Je connais un couple de bourgeois catholiques d'une petite ville
de province qui n'allaient jamais à la messe. Un jour, en vacances,
ils visitent une église avec leur fils de douze ans, lequel, terrifié
et saisi d'horreur au spectacle du Christ en croix au-dessus de
l'autel, s'écrie : " Qui c'est, celui-là ? "
Scandalisés, ses parents l'ont mis dans une école religieuse.
Supposons
que les écoliers d'Athènes n'auraient plus été informés du malheur
d'Actéon, qui fut changé en sanglier par une Artémis que ce chasseur
avait surprise dans sa nudité - la déesse se baignait dans un
étang - supposons que, sous Périclès, la légende d'Apollon guidant
le char du soleil et celle de la fécondation de Léda par Zeus
déguisé en cygne n'auraient plus été connus des descendants d'Achille.
Dans ce cas, comment Platon aurait-il sermonné le roi des dieux
, comment l'aurait-il adjuré de se montrer plus décent avec son
épouse Héra? L'homme se civilise à enseigner la morale à ses dieux.
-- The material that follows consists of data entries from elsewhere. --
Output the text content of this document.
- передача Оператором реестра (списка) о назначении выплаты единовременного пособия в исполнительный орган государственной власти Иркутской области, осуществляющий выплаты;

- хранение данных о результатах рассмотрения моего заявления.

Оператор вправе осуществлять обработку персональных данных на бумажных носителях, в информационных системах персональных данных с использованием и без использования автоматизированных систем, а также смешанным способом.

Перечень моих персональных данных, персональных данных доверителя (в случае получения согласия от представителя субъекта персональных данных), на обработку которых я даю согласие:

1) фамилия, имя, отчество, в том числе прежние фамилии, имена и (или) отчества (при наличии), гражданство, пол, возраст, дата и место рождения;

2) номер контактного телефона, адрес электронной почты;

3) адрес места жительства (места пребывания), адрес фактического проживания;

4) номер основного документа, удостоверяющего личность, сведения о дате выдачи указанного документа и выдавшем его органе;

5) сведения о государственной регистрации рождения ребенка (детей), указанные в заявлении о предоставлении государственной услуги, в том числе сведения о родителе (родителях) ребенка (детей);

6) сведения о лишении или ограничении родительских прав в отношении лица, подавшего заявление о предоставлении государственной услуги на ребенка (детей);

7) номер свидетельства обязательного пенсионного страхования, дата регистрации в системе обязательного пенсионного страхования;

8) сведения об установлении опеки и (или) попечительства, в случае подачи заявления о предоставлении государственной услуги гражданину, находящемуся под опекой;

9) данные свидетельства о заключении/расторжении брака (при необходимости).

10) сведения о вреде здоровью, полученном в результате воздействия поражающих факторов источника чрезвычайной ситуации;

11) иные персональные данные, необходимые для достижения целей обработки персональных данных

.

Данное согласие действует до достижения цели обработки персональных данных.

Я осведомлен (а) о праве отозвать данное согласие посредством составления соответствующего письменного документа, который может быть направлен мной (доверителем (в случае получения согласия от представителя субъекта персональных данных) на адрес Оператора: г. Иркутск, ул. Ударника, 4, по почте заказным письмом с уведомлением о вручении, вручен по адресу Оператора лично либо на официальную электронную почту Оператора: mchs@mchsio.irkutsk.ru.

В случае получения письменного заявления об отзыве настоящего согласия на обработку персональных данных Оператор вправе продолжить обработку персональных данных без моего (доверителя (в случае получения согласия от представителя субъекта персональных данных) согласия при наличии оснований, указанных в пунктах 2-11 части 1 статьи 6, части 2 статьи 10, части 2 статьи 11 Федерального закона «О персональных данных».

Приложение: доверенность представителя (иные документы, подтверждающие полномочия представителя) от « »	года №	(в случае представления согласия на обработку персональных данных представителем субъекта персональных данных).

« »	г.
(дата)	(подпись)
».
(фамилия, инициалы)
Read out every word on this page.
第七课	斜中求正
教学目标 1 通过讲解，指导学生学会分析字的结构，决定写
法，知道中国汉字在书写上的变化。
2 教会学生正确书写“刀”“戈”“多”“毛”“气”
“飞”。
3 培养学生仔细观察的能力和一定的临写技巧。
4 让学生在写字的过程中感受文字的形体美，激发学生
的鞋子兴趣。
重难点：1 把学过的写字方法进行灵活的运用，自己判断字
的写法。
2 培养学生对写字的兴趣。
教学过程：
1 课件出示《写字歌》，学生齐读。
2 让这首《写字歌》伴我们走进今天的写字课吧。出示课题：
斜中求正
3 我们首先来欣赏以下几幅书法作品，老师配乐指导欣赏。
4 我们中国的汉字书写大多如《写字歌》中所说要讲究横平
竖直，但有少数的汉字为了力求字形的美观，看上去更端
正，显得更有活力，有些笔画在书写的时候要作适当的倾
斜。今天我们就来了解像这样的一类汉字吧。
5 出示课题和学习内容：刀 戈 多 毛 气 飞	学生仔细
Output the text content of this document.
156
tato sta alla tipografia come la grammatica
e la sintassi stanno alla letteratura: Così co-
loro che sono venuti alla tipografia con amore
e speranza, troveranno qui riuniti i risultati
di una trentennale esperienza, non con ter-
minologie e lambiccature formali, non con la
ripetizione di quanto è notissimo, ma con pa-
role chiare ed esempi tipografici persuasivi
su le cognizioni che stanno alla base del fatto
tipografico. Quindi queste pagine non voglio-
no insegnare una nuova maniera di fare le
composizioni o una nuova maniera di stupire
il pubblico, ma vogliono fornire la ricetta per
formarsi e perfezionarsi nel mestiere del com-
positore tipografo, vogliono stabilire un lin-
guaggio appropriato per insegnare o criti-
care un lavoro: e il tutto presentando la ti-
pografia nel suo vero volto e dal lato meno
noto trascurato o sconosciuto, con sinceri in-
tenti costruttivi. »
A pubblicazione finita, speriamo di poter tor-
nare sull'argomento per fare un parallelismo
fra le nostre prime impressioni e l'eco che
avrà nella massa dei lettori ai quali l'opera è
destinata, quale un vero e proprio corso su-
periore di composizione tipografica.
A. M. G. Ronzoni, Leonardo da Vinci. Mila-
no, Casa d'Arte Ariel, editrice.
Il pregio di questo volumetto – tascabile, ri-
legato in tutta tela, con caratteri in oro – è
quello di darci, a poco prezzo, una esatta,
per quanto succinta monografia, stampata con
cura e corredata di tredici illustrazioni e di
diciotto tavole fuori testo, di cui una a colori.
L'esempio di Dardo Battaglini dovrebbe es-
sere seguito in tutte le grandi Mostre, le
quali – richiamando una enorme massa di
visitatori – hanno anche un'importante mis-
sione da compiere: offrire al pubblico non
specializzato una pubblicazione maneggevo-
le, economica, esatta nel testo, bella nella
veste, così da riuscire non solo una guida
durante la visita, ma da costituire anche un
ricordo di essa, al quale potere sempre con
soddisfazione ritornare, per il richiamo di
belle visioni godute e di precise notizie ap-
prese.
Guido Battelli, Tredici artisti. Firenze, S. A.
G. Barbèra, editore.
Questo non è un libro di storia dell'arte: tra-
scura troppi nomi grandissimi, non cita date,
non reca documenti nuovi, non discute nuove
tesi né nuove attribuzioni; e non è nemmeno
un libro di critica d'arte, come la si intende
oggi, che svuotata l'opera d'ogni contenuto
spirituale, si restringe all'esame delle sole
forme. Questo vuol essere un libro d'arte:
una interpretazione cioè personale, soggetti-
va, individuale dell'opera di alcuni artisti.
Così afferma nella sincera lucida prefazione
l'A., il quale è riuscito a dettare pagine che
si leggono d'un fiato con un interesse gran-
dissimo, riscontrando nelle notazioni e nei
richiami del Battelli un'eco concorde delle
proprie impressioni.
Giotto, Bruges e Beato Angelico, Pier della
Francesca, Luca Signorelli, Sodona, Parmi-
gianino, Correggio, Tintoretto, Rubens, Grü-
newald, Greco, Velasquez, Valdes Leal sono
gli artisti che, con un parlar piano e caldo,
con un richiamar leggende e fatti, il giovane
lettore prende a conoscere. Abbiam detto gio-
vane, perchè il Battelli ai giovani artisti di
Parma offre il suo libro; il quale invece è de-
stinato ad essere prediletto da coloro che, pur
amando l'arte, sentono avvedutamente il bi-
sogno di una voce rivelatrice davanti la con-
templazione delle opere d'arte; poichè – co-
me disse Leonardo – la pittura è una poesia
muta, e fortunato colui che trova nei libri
6 - L'avenir iconoclaste de la pensée européenne 
Comment
cela ? Pour le comprendre, je retiens cette pensée de Angel Sanchez
Rivero : " Seuls le Bouddha, Socrate, Jésus et Nietzsche
ont créé une forme nouvelle de personnalité " - c'est-à-dire
une vie de la pensée inconnue avant eux ; et tous ont métamorphosé
le ciel de leur temps à l'école de leur personnalité. Si votre
réforme conduisait les chrétiens à se dire : " Pourquoi
'Dieu' veut-il qu'on lui paie le péage d'un cadavre cloué sur
une potence ? Pourquoi devons-nous notre salut à un meurtre hyper
récompensé ? Pourquoi voulons-nous manger la chair et boire le
sang d'un torturé à mort sur nos autels ? Le pain et le vin de
la paix ne feraient-ils pas mieux l'affaire? Qui sommes-nous pour
que notre histoire nous ait fabriqués ce Dieu-là ?"
Si
l'Europe de demain enfantait une forme nouvelle de l'esprit, ce
serait de nouveau en bousculant un Dieu. Peut-être le christianisme
est-il ne religion à l'état sauvage, peut-être naîtra-t-il des
pédagogues d'un ciel demeuré barbare, peut-être votre réforme
réveillera-t-elle le vent de l'esprit dont le souffle métamorphose
les idoles. Si l'école laïque faisait lire le prophète Isaïe,
qui fait dire à Jahvé : " Vos mains sont pleines de sang
sur mes parvis et vos sacrifices, sachez bien que je les ai en
abomination ", la France ne deviendrait-elle pas l'Isaïe
de l'Europe ?
Il
serait beau, pour une République selon l'esprit et qui a converti
le Continent à la démocratie au cours du XIXe siècle de poursuivre
la mission apostolique de la pensée , celle de fonder notre civilisation
sur " une forme nouvelle de la personnalité ".